Detroit City Council Rejects Duggan’s Blight Bond Proposal. Now What?
Council members have the ability to change their vote before their last meeting of the year next week.
Detroit City Council voted down a proposal to add a $250-million blight bond question to the March primary ballot.
The move is a defeat for Mayor Mike Duggan, who had lobbied for voters and council to approve the sale, which would extend funding for Detroit’s demolition program. Hundreds of residents expressed concerns about bringing the issue to the ballot in the weeks leading up to the vote, citing lack of transparency in the demolition program among concerns of how city funds were being used.
The few that spoke in support of the program claimed demolitions would help beautify the city and lower crime in neighborhoods.
Final City Council vote on blight bond proposal
For: Council members Gabe Leland, Scott Benson and Janeé Ayers
Against: Council President Brenda Jones, President Pro Tem Mary Sheffield, Council members Roy McCallister, Andre Spivey, James Tate and Raquel Castañeda-López
One Week to Change Vote
But the vote does not signal the end to the debate.
“I will wait until next Tuesday before it’s officially dead,” Sheffield says. “Because after next Tuesday you can’t reconsider your vote anymore.” Council members can request a waiver to change their vote before a long winter break in sessions.
Other council members are optimistic about putting a version of the question on a later ballot.
“We will bring it to the people in March,” Spivey says. He supported the proposal but voted against the resolution. “We will come back in June to actually approve going out to the market and getting the funds.”
“There was another perspective that was equally legitimate.” – Mayor Mike Duggan after the vote
A Months-Long Campaign
The decision marks an end to a months-long campaign by the mayor’s office to support the plan.
“I felt confident that if this was on the March ballot, we would be able to show the voters in December, in January, in February we had the controls in place,” Duggan told reporters following the vote. “But there was another perspective that was equally legitimate.”
Detroit City Council held a special public hearing on the matter the previous night. At the beginning of the meeting, Council President Brenda Jones remarked that she had received multiple telemarketer calls to her office to vote “Yes” on the issue. “Intimidation gets you no place on this council,” Jones said. Representatives for the Duggan administration say the calls are not being funded by the mayoral office or affiliated campaigns.
“I couldn’t in good conscience recommend to the council to vote on it to put it on the ballot.” – Thomas Wilson, resident
Detroit’s Chief Financial Officer Dave Masseron spoke on the budget implications for the bond proposal and how the sale would keep demolitions at its current pace by removing 19,000 blighted homes from the city by 2025.

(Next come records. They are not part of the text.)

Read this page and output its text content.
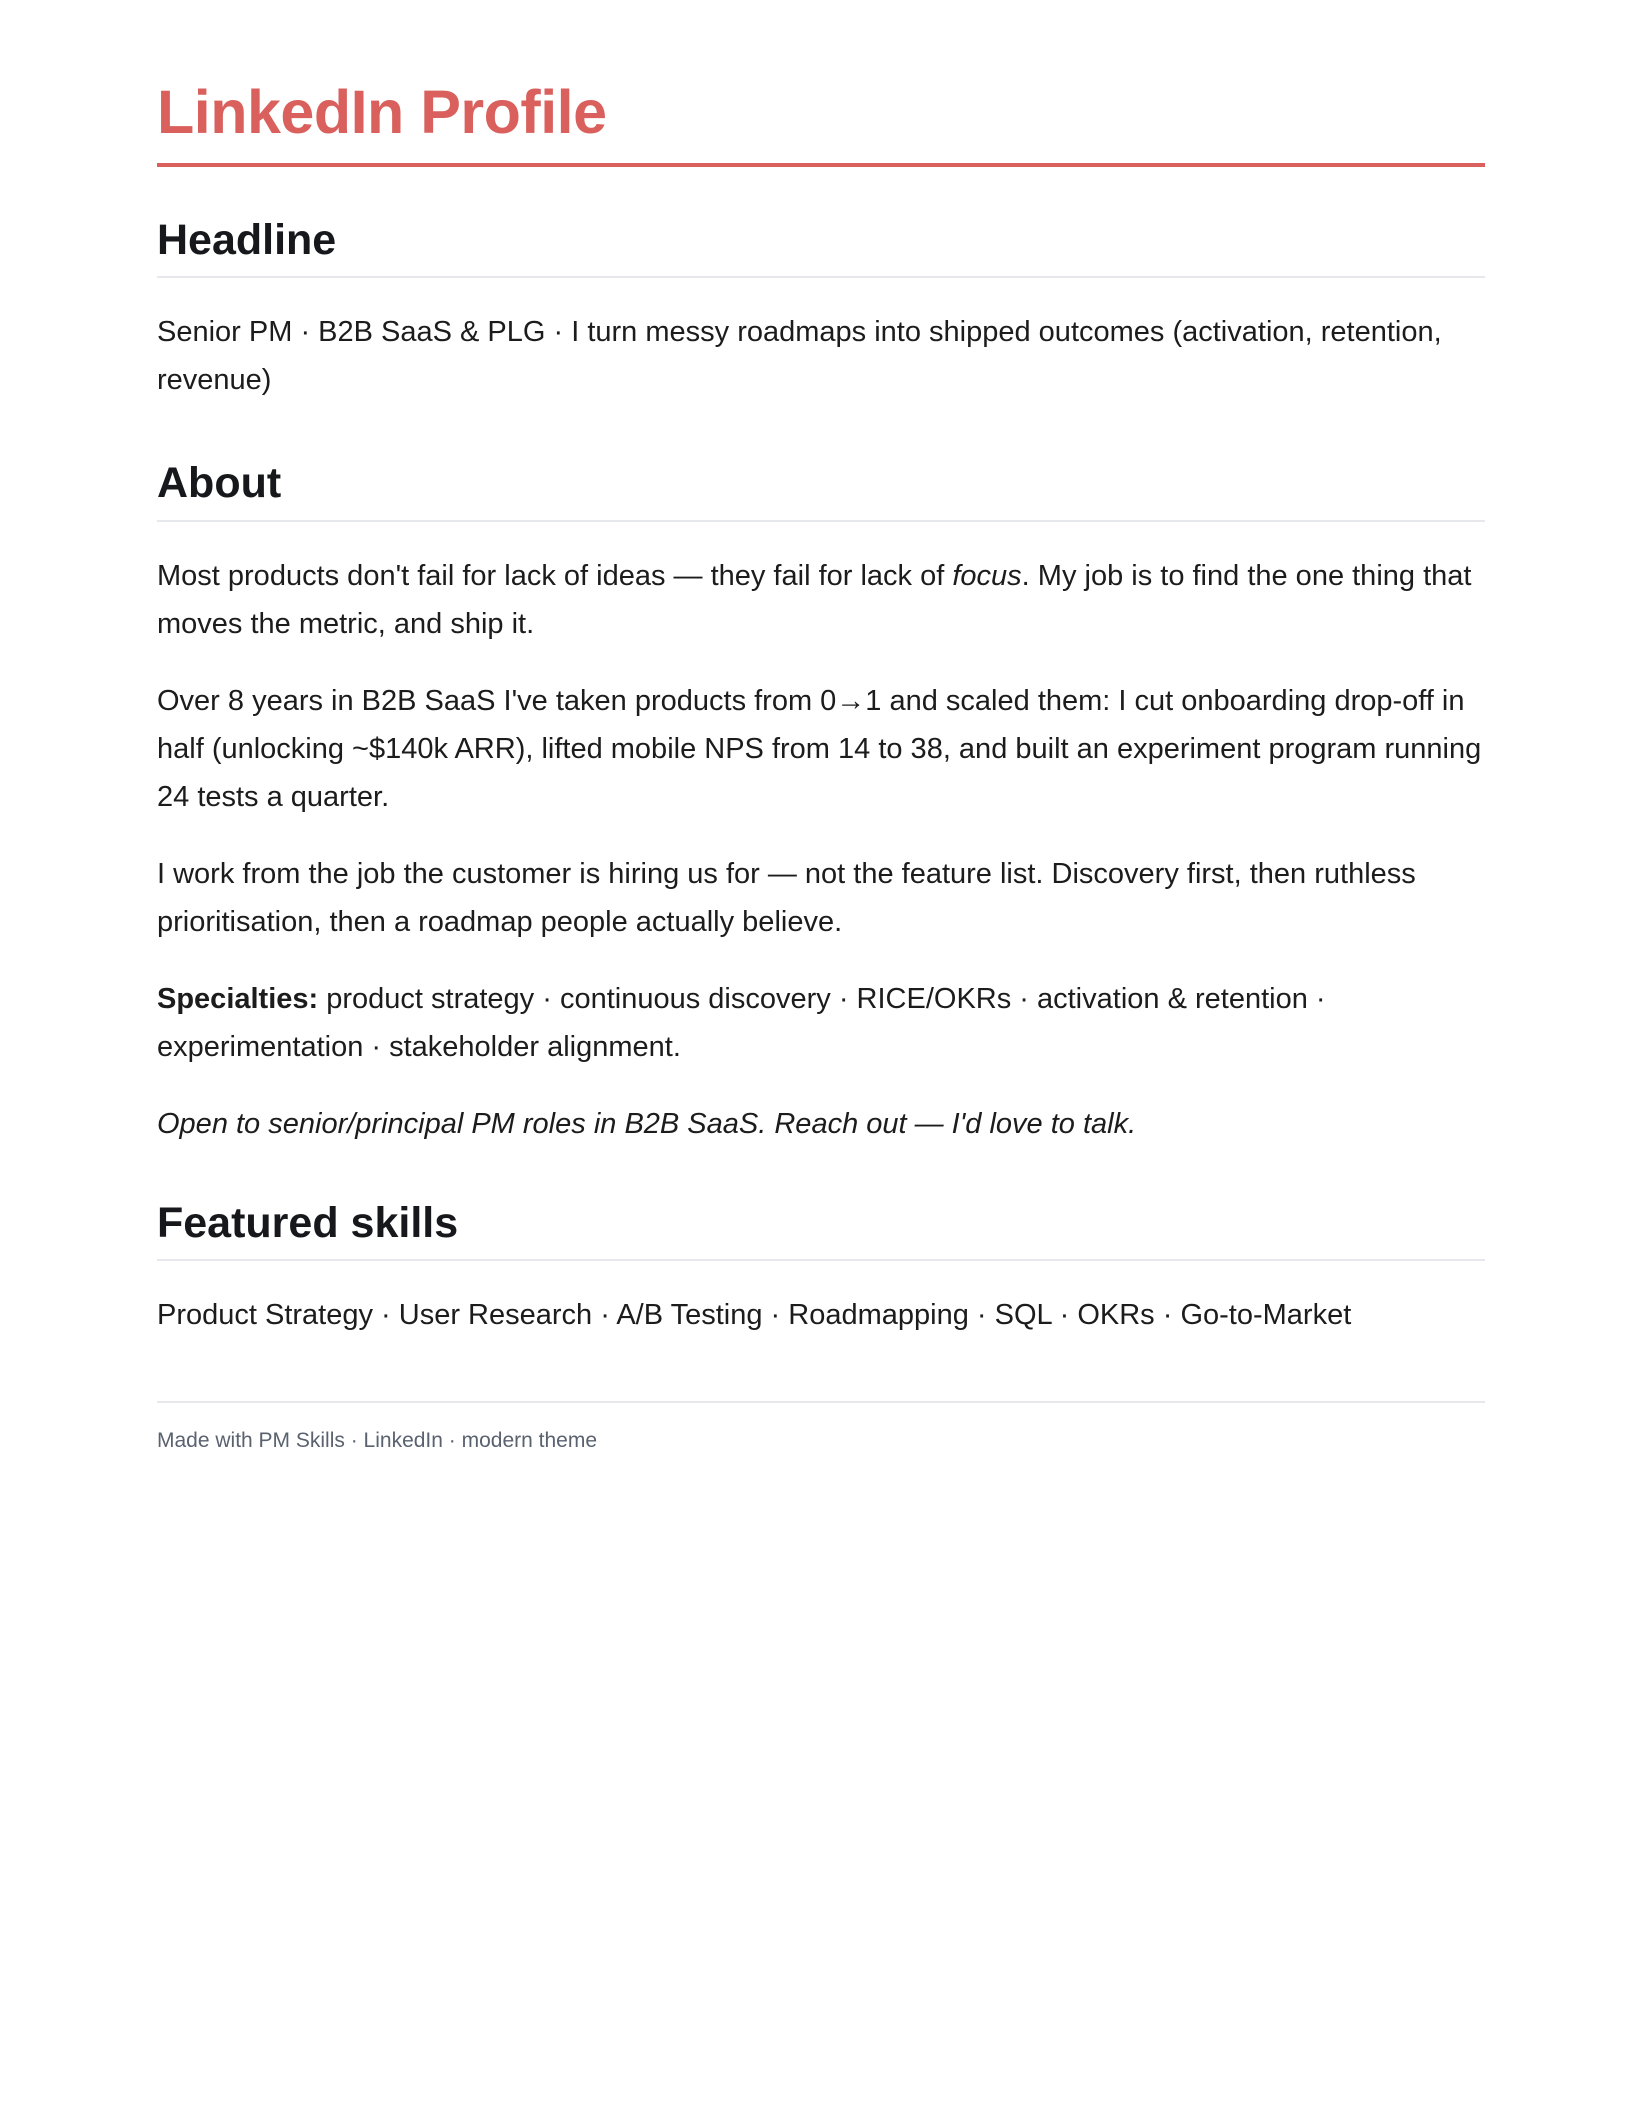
LinkedIn Profile
Headline

Senior PM · B2B SaaS & PLG · I turn messy roadmaps into shipped outcomes (activation, retention, revenue)

About

Most products don't fail for lack of ideas — they fail for lack of focus. My job is to find the one thing that moves the metric, and ship it.

Over 8 years in B2B SaaS I've taken products from 0→1 and scaled them: I cut onboarding drop-off in half (unlocking ~$140k ARR), lifted mobile NPS from 14 to 38, and built an experiment program running 24 tests a quarter.

I work from the job the customer is hiring us for — not the feature list. Discovery first, then ruthless prioritisation, then a roadmap people actually believe.

Specialties: product strategy · continuous discovery · RICE/OKRs · activation & retention · experimentation · stakeholder alignment.

Open to senior/principal PM roles in B2B SaaS. Reach out — I'd love to talk.

Featured skills

Product Strategy · User Research · A/B Testing · Roadmapping · SQL · OKRs · Go-to-Market

Made with PM Skills · LinkedIn · modern theme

City fiscal analyst Irvin Corley told the council that if blight bond proposal fails to pass, the average Detroit homeowner would save $60 a year from their property tax bill. Detroit properties currently have a 9-mil tax for the city’s debt obligations. Corley estimates the rate would drop to 6-mil without the bond.
Detroiters shared their comments on the blight bond at the evening hearing. Long-time resident Thomas Wilson says while he supports removing blight, recent reports have cast doubt on how the program runs.
“I couldn’t in good conscience recommend to the council to vote on it to put it on the ballot,” Wilson says. “Nor would I at this particular time vote for it.”
Transparency Issues Behind Blight Buster Program
Detroit’s Auditor General published a scathing report on city demolitions in the weeks leading up the vote. The audit points to many flaws in the program stemming from poor records-keeping by associated agencies.
“They need to be more transparent in what they’re doing,” Detroit’s Auditor General Mark Lockridge told WDET for a story published earlier this week. “That was the difficult part of our audit, was that we couldn’t get information in a timely fashion.”
Members of the Charlevoix Village Association on Detroit’s east side were in attendance Monday night and passed out flyers against the proposal. Toyia Watts, a member of the neighborhood group, says the Duggan administration mishandled previous funding and the money would be better spent on foreclosure prevention.
“You can tear down houses, and that will help improve communities, but you cannot revive the city of Detroit through empty lots!” – Derek Hollaway, Detroit People’s Platform
“They overcharged the people that were living here in Detroit, and that’s how so many people lost their homes,” Watts says. “They couldn’t afford it. So that’s what I’m looking at.”
Residents associated with the Detroit’s Peoples Platform were in attendance.
The grassroots activist organization supports affordable housing and community benefits in Detroit. Member Derek Hollaway, who lives on Detroit’s west side, is not convinced that the sale is worth the 30-year debt obligation.
“Chances are, at this point in time, we’re not going to be able to pay all of it, and it may take longer,” Hollaway says. “You can tear down houses, and that will help improve communities, but you cannot revive the city of Detroit through empty lots!”
Detroit has $50-million dollars set aside every year for demolitions, as forecast in the post-bankruptcy Plan of Adjustment.